Au Salon de Paris en octobre 1932, sur le stand Citroën, la série C 4 – C6 cède la place à la nouvelle gamme des ‘8’,’10’, ‘15’ ‘10’ légère et ‘15’ légère, désignées par leur puissance fiscale.
Elle passe dans l’histoire de l’automobile avec le surnom de ‘Rosalie’. La 8 CV est une évolution de la C 4, elle est aussi la dernière Citroën à transmission aux roues arrière.
Le moteur étudié par l’ingénieur Arthur Michelat est repris et amélioré, avec le principe ‘Moteur Flottant’ lancé six mois plus tôt. André Citroën a acheté les droits du ‘Floating-Power’ à Chrysler, où l’ingénieur Lee a développé un dispositif de suspension du moteur à la faveur des travaux sur les vibrations menées par les ingénieurs lyonnais Pierre Lemaire et Paul D’Aubarède.
La boîte de vitesses dite silencieuse offre pour la première fois chez Citroën l’avantage de deux vitesses synchronisées, et une roue libre disponible en option. A. Citroën innove, la Rosalie 8A est proposée avec un très grand choix de carrosseries, berline, torpédo, coach, cabriolet et faux cabriolet. C’est, en somme, l’application à la voiture de large diffusion, les principes de la voiture de luxe.

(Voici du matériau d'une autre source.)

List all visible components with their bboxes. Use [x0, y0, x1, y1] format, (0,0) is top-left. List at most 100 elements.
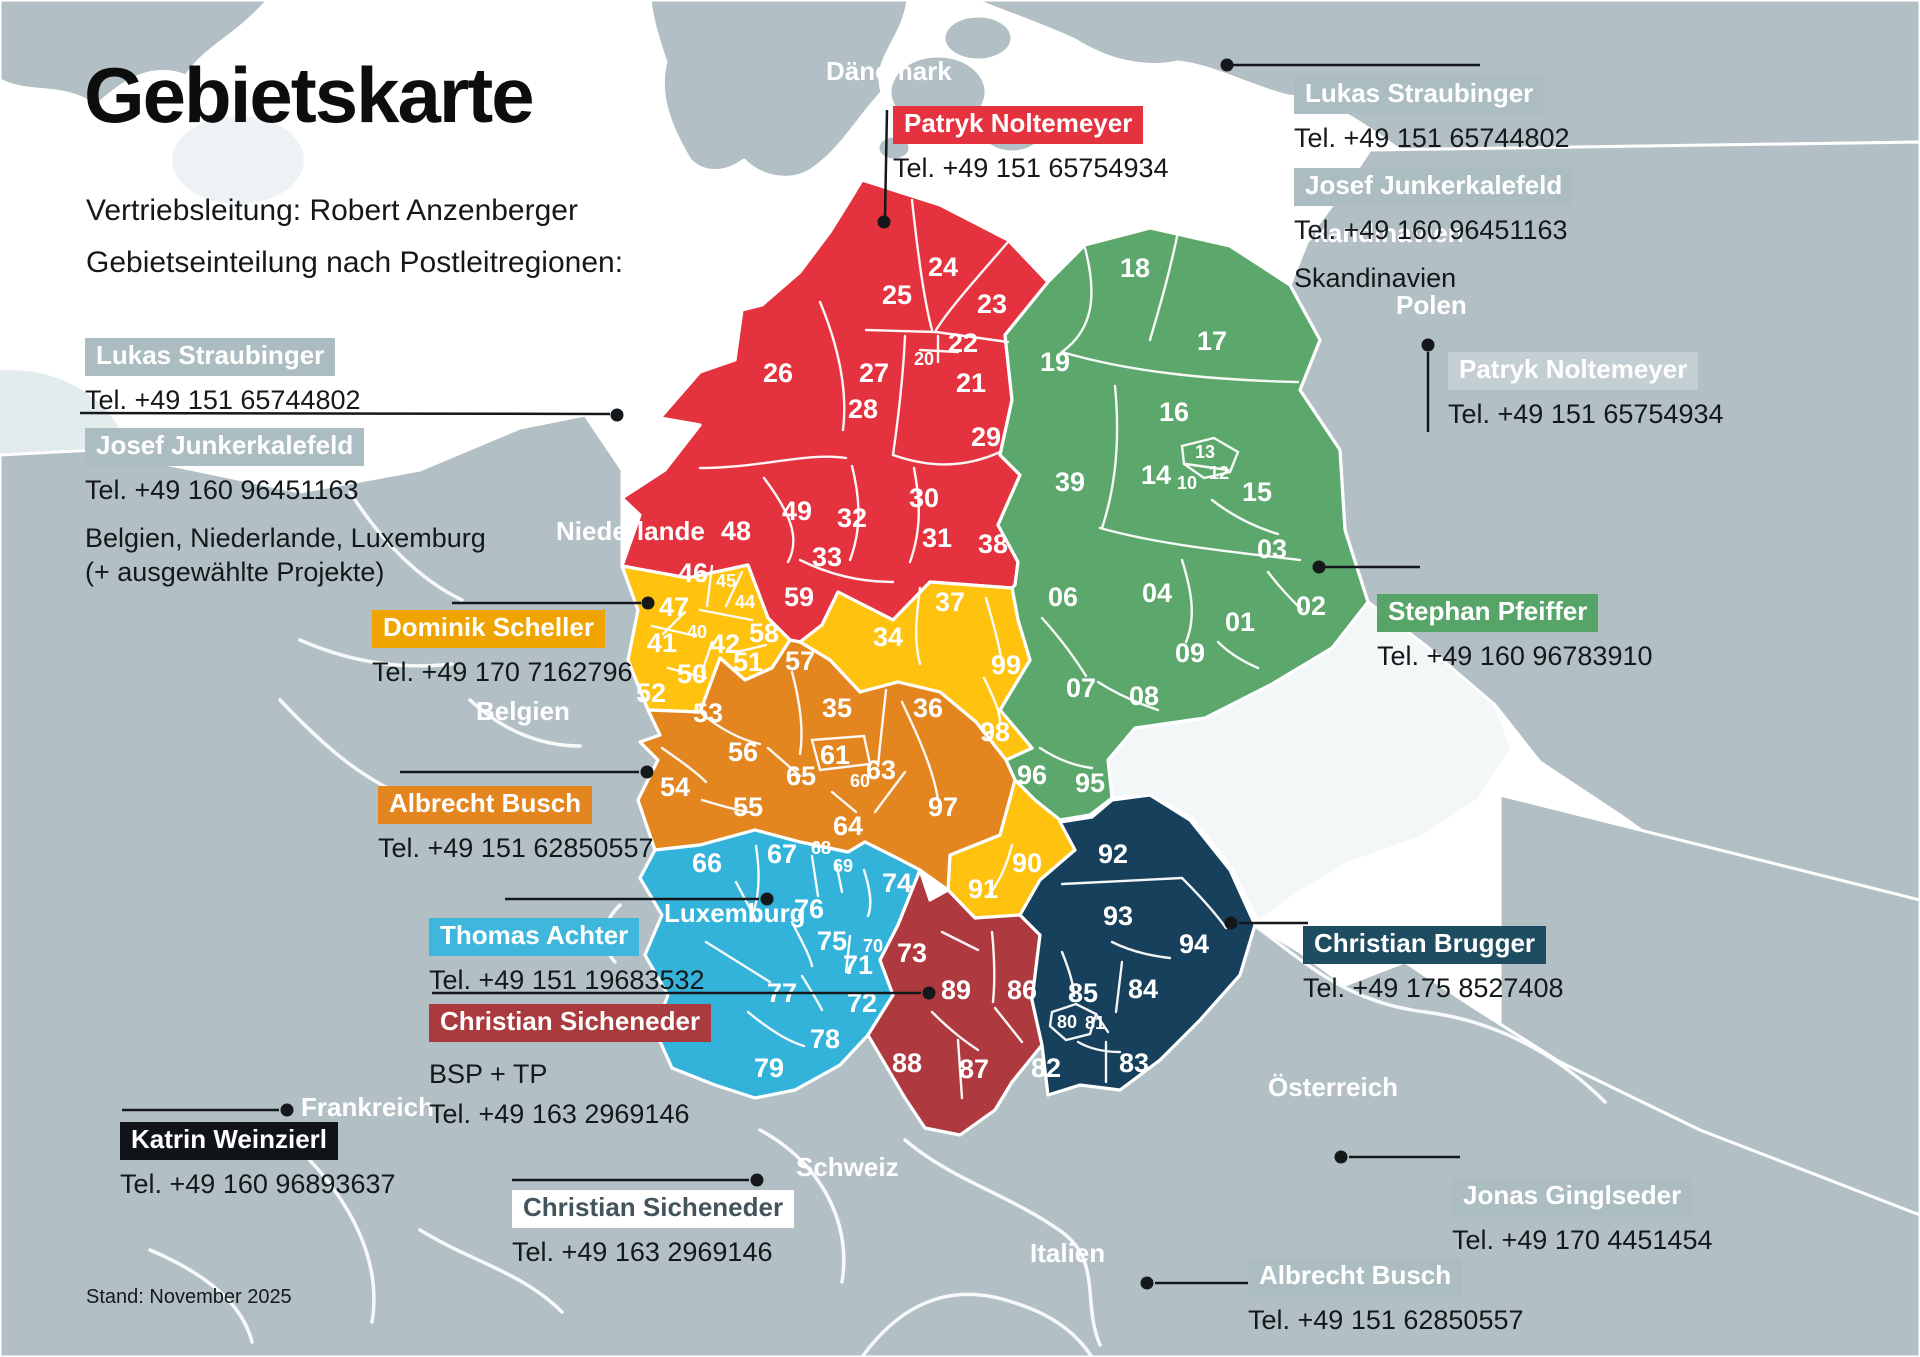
country-label-schweiz: Schweiz: [796, 1152, 899, 1182]
postal-region-46: 46: [678, 558, 708, 588]
contact-phone: Tel. +49 151 65754934: [1448, 399, 1724, 430]
territory-darkred: [866, 868, 1044, 1137]
postal-region-49: 49: [782, 496, 812, 526]
contact-phone: Tel. +49 163 2969146: [429, 1099, 690, 1130]
stand-date: Stand: November 2025: [86, 1286, 292, 1308]
contact-achter: Thomas Achter Tel. +49 151 19683532: [429, 918, 705, 996]
postal-region-85: 85: [1068, 978, 1098, 1008]
territory-navy: [1018, 793, 1257, 1097]
contact-sicheneder-schweiz: Christian Sicheneder Tel. +49 163 2969146: [512, 1190, 795, 1268]
contact-phone: Tel. +49 151 65744802: [1294, 123, 1570, 154]
postal-region-65: 65: [786, 761, 816, 791]
contact-name-badge: Patryk Noltemeyer: [1448, 352, 1699, 391]
postal-region-17: 17: [1197, 326, 1227, 356]
postal-borders: [650, 198, 1304, 1100]
postal-region-55: 55: [733, 792, 763, 822]
country-label-österreich: Österreich: [1268, 1072, 1398, 1102]
land-uk: [0, 0, 270, 108]
contact-name-badge: Josef Junkerkalefeld: [85, 428, 365, 467]
contact-name-badge: Stephan Pfeiffer: [1377, 594, 1599, 633]
contact-straubinger-west: Lukas Straubinger Tel. +49 151 65744802: [85, 338, 361, 416]
territory-orange: [636, 638, 1017, 892]
contact-junkerkalefeld-west: Josef Junkerkalefeld Tel. +49 160 9645116…: [85, 428, 486, 588]
postal-region-07: 07: [1066, 673, 1096, 703]
postal-region-58: 58: [749, 618, 779, 648]
postal-region-10: 10: [1177, 473, 1197, 493]
postal-region-39: 39: [1055, 467, 1085, 497]
postal-region-47: 47: [659, 592, 689, 622]
land-denmark: [648, 0, 910, 179]
postal-region-22: 22: [948, 328, 978, 358]
contact-scheller: Dominik Scheller Tel. +49 170 7162796: [372, 610, 632, 688]
postal-region-29: 29: [971, 422, 1001, 452]
contact-phone: Tel. +49 160 96783910: [1377, 641, 1653, 672]
country-label-belgien: Belgien: [476, 696, 570, 726]
postal-region-18: 18: [1120, 253, 1150, 283]
contact-name-badge: Jonas Ginglseder: [1452, 1178, 1693, 1217]
postal-region-94: 94: [1179, 929, 1209, 959]
leader-line: [79, 411, 611, 416]
postal-region-71: 71: [843, 950, 873, 980]
postal-region-42: 42: [710, 629, 740, 659]
postal-region-36: 36: [913, 693, 943, 723]
contact-phone: Tel. +49 160 96451163: [85, 475, 359, 506]
contact-weinzierl: Katrin Weinzierl Tel. +49 160 96893637: [120, 1122, 396, 1200]
postal-region-66: 66: [692, 848, 722, 878]
postal-region-93: 93: [1103, 901, 1133, 931]
territory-green: [996, 226, 1370, 822]
postal-region-56: 56: [728, 737, 758, 767]
postal-region-28: 28: [848, 394, 878, 424]
postal-region-99: 99: [991, 650, 1021, 680]
postal-region-51: 51: [733, 647, 763, 677]
country-label-frankreich: Frankreich: [301, 1092, 434, 1122]
postal-region-79: 79: [754, 1053, 784, 1083]
postal-region-57: 57: [785, 646, 815, 676]
postal-region-40: 40: [687, 622, 707, 642]
contact-name-badge: Thomas Achter: [429, 918, 640, 957]
contact-name-badge: Albrecht Busch: [1248, 1258, 1463, 1297]
contact-name-badge: Katrin Weinzierl: [120, 1122, 339, 1161]
postal-region-63: 63: [866, 755, 896, 785]
leader-dots: [280, 58, 1435, 1290]
contact-name-badge: Christian Brugger: [1303, 926, 1547, 965]
contact-note: Skandinavien: [1294, 263, 1457, 294]
postal-region-37: 37: [935, 587, 965, 617]
contact-phone: Tel. +49 160 96451163: [1294, 215, 1568, 246]
postal-region-20: 20: [914, 349, 934, 369]
postal-region-53: 53: [693, 698, 723, 728]
territories: [620, 178, 1370, 1137]
postal-region-96: 96: [1017, 760, 1047, 790]
postal-region-30: 30: [909, 483, 939, 513]
postal-region-01: 01: [1225, 607, 1255, 637]
postal-region-24: 24: [928, 252, 958, 282]
postal-region-06: 06: [1048, 582, 1078, 612]
postal-region-91: 91: [968, 874, 998, 904]
postal-region-90: 90: [1012, 848, 1042, 878]
postal-region-16: 16: [1159, 397, 1189, 427]
postal-region-74: 74: [882, 868, 912, 898]
postal-region-48: 48: [721, 516, 751, 546]
contact-phone: Tel. +49 151 62850557: [378, 833, 654, 864]
contact-sicheneder-main: Christian Sicheneder BSP + TP Tel. +49 163…: [429, 1004, 712, 1130]
contact-straubinger-junkerkalefeld-skandinavien: Lukas Straubinger Tel. +49 151 65744802 Jo…: [1294, 76, 1574, 294]
postal-region-59: 59: [784, 582, 814, 612]
country-label-niederlande: Niederlande: [556, 516, 705, 546]
country-label-italien: Italien: [1030, 1238, 1105, 1268]
postal-region-44: 44: [735, 592, 755, 612]
postal-region-73: 73: [897, 938, 927, 968]
postal-region-02: 02: [1296, 591, 1326, 621]
contact-phone: Tel. +49 151 19683532: [429, 965, 705, 996]
postal-region-82: 82: [1031, 1053, 1061, 1083]
rivers-borders: [148, 490, 1607, 1357]
postal-region-50: 50: [677, 659, 707, 689]
contact-busch-west: Albrecht Busch Tel. +49 151 62850557: [378, 786, 654, 864]
contact-name-badge: Josef Junkerkalefeld: [1294, 168, 1574, 207]
postal-region-14: 14: [1141, 460, 1171, 490]
postal-region-41: 41: [647, 628, 677, 658]
postal-region-09: 09: [1175, 638, 1205, 668]
postal-region-68: 68: [811, 838, 831, 858]
postal-region-88: 88: [892, 1048, 922, 1078]
coastal-shallow: [172, 116, 304, 204]
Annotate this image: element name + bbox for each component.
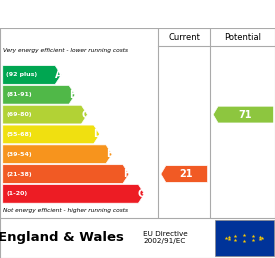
FancyBboxPatch shape <box>214 220 274 256</box>
Text: C: C <box>81 110 88 120</box>
Text: (39-54): (39-54) <box>6 152 32 157</box>
Text: Not energy efficient - higher running costs: Not energy efficient - higher running co… <box>3 208 128 213</box>
Text: D: D <box>93 130 101 139</box>
Text: Very energy efficient - lower running costs: Very energy efficient - lower running co… <box>3 48 128 53</box>
Polygon shape <box>3 184 144 203</box>
Text: B: B <box>69 90 76 100</box>
Text: Current: Current <box>168 33 200 42</box>
Text: (55-68): (55-68) <box>6 132 32 137</box>
Text: F: F <box>123 169 130 179</box>
Text: (21-38): (21-38) <box>6 172 32 176</box>
Polygon shape <box>3 165 129 183</box>
Text: A: A <box>55 70 62 80</box>
Text: England & Wales: England & Wales <box>0 231 123 244</box>
Text: (81-91): (81-91) <box>6 92 32 97</box>
Text: 21: 21 <box>179 169 192 179</box>
Text: (1-20): (1-20) <box>6 191 27 196</box>
Text: Energy Efficiency Rating: Energy Efficiency Rating <box>46 7 229 20</box>
Text: Potential: Potential <box>224 33 261 42</box>
Polygon shape <box>213 106 274 123</box>
Text: 71: 71 <box>238 110 252 120</box>
Polygon shape <box>3 66 61 84</box>
Text: E: E <box>106 149 113 159</box>
Polygon shape <box>161 166 208 182</box>
Text: (69-80): (69-80) <box>6 112 32 117</box>
Polygon shape <box>3 105 87 124</box>
Text: G: G <box>138 189 146 199</box>
Text: (92 plus): (92 plus) <box>6 72 37 77</box>
Polygon shape <box>3 125 100 144</box>
Polygon shape <box>3 85 75 104</box>
Text: EU Directive
2002/91/EC: EU Directive 2002/91/EC <box>143 231 187 244</box>
Polygon shape <box>3 145 112 164</box>
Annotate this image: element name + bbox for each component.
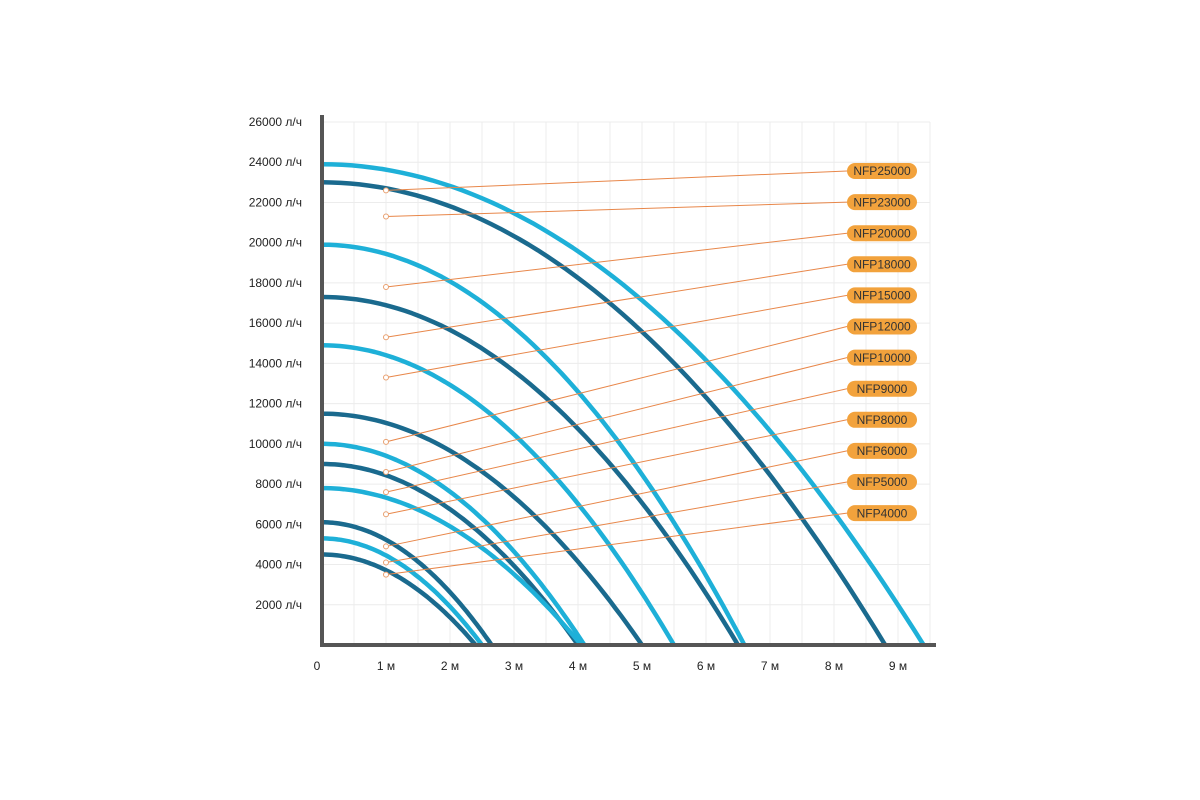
curve-marker (383, 469, 389, 476)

Ces carrosseries ‘Monopièce’ constituées d’un nombre d’éléments réduit (quatre pièces : un auvent, deux panneaux de côté, un panneau arrière) assemblés par soudure invisible contribuent à plus de sécurité et de robustesse que la ‘Tout Acier’, ils forment déjà une véritable coque.
Le châssis à structure tubulaire est composé d’une semelle d’acier rapportée par soudure sur les longerons et traverses caissonnés en U, les ferme, et rend le cadre pratiquement indéformable. Un 8 CV de série, appelée ‘Petite Rosalie’, carrossée en caisse simplifiée, allégée et mieux profilée établie en 1933, à Montlhéry, le record de 300 000 km à 93 km/h de moyenne.